Dampak Ekologis dan Bencana
Kerugian akibat tambang ilegal bukan hanya finansial, tetapi juga ekologis berupa banjir bandang, longsor, hilangnya air bersih, dan rusaknya pertanian.
BNPB mencatat lebih dari 5.500 bencana pada 2024, mayoritas berupa banjir dan longsor.
Di Luwu, ratusan hektare hutan hilang karena tambang ilegal yang memicu banjir setinggi 3 meter di 52 desa dengan 13 korban jiwa serta longsor di jalur Bonglo–Palopo yang menewaskan lima orang.
Pada 2025, kebakaran hutan dan lahan turut marak, mayoritas di lahan gambut.

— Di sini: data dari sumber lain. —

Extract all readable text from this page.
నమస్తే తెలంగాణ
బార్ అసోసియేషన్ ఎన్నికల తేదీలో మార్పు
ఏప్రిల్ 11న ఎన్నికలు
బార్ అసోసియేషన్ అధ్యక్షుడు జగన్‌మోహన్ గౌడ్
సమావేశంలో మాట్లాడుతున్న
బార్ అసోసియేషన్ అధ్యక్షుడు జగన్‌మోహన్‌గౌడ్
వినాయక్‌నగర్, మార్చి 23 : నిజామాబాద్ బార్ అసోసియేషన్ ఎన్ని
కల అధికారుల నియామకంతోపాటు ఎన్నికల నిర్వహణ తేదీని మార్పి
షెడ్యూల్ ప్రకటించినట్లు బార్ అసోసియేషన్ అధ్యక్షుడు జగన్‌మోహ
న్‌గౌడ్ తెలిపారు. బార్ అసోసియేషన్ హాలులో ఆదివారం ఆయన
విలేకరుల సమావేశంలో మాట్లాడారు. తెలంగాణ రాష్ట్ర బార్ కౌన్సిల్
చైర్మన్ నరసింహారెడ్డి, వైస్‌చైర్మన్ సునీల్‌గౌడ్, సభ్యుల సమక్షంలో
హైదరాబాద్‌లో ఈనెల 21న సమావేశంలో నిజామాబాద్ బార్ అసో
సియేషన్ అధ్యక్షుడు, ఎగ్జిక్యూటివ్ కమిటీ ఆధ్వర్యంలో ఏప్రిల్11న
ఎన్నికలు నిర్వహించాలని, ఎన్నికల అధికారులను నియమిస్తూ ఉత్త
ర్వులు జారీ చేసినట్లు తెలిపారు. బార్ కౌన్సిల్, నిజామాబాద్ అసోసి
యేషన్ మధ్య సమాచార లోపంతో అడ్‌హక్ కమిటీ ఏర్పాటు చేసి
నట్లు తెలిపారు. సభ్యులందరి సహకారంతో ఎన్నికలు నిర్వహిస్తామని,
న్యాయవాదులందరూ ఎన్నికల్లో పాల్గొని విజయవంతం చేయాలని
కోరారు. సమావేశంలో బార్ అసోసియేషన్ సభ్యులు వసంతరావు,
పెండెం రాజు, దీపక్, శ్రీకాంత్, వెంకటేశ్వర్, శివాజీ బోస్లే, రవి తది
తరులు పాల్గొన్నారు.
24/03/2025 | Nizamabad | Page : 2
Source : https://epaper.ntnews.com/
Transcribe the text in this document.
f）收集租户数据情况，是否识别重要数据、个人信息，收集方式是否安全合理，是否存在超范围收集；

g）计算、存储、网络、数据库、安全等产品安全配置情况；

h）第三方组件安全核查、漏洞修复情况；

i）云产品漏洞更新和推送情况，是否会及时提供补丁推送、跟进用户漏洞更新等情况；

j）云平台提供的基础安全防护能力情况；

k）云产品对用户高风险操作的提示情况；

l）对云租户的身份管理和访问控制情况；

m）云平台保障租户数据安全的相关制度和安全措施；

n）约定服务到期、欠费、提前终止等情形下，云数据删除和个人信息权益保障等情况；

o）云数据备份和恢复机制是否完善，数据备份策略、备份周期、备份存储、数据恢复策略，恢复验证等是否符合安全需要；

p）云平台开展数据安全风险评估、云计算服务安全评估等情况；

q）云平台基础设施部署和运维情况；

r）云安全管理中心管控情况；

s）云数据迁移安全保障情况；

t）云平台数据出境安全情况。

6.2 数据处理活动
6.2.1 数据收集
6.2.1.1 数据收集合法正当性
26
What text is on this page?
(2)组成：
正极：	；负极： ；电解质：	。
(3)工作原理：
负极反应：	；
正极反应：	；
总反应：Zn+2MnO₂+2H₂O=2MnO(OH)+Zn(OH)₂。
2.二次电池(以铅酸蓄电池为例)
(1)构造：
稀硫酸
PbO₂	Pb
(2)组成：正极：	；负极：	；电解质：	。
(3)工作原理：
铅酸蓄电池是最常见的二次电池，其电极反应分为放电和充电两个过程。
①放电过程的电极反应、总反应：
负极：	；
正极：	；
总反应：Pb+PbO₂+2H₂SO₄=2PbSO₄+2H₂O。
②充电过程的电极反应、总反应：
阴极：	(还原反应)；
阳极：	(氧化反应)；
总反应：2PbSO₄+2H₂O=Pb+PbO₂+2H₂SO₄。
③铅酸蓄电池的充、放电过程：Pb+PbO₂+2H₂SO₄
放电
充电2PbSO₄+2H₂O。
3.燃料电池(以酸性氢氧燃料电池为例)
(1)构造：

Hingga 1 Agustus, tercatat 8.955 hektare terbakar, termasuk 6 hektare di Taman Nasional Tesso Nilo, Riau, yang berada di area sawit ilegal.
Tidak Ada yang Kebal Hukum
Prabowo menegaskan tidak ada pihak yang kebal hukum, termasuk jenderal aktif dan purnawirawan, pebisnis, elite politik, bahkan kader partai Gerindra sendiri.
Pernyataan ini menjadi ujian bagi aparat penegak hukum dalam menghadapi aktor besar di balik bisnis sawit dan tambang ilegal.
Karbon, Pasar, dan Tata Kelola
Hutan tropis Indonesia menyimpan 550–900 ton CO2e per hektare.
Pengembalian 3,1 juta hektare sawit ilegal berpotensi menyimpan 1,7–2,8 miliar ton CO2e senilai ribuan triliun rupiah.
Namun kerugian ekologis berupa hilangnya karbon, keanekaragaman hayati, serta fungsi hidrologis sudah terjadi.
Integritas pasar karbon Indonesia dipertaruhkan karena kredibilitas data emisi bisa diragukan dunia internasional.
Untuk mencegah manipulasi, pemerintah menyiapkan tata kelola berbasis koperasi dan perhutanan sosial agar masyarakat tidak bergantung pada perusahaan besar yang kerap menyalahgunakan sistem.
Panglima TNI dan Kapolri diinstruksikan mengawasi agar tidak ada penyusupan oknum dalam program tersebut.
Momentum dan Tantangan
Indonesia sebagai pemilik hutan tropis terluas ketiga dunia menargetkan penurunan emisi 31,89 persen secara mandiri pada 2030, yang hanya bisa dicapai jika sektor kehutanan dan energi dibenahi.
Penertiban sawit dan tambang ilegal menjadi momentum memperkuat tata kelola lingkungan, namun risiko penyalahgunaan lahan dan kembalinya aktivitas tambang ilegal tetap membayangi.
Data IDXCarbon mencatat transaksi 1,59 juta ton CO2e per 8 Agustus 2025, naik 247 persen sejak 2023, namun masih kecil dibanding potensi nasional. Harga karbon domestik yang rendah membuat investor asing menahan diri.
Tantangan terbesar ada pada pemulihan lahan, pelibatan masyarakat lokal, kepastian regulasi, serta keberanian menindak pelanggar tanpa pandang bulu.
Jika hanya berhenti pada retorika politik, pidato ini akan menjadi gema sesaat.
Namun jika konsisten, transparan, dan berpihak pada rakyat, Indonesia berpeluang menjadi pemain kunci pasar karbon global sekaligus menyelamatkan ekosistem dari kerusakan.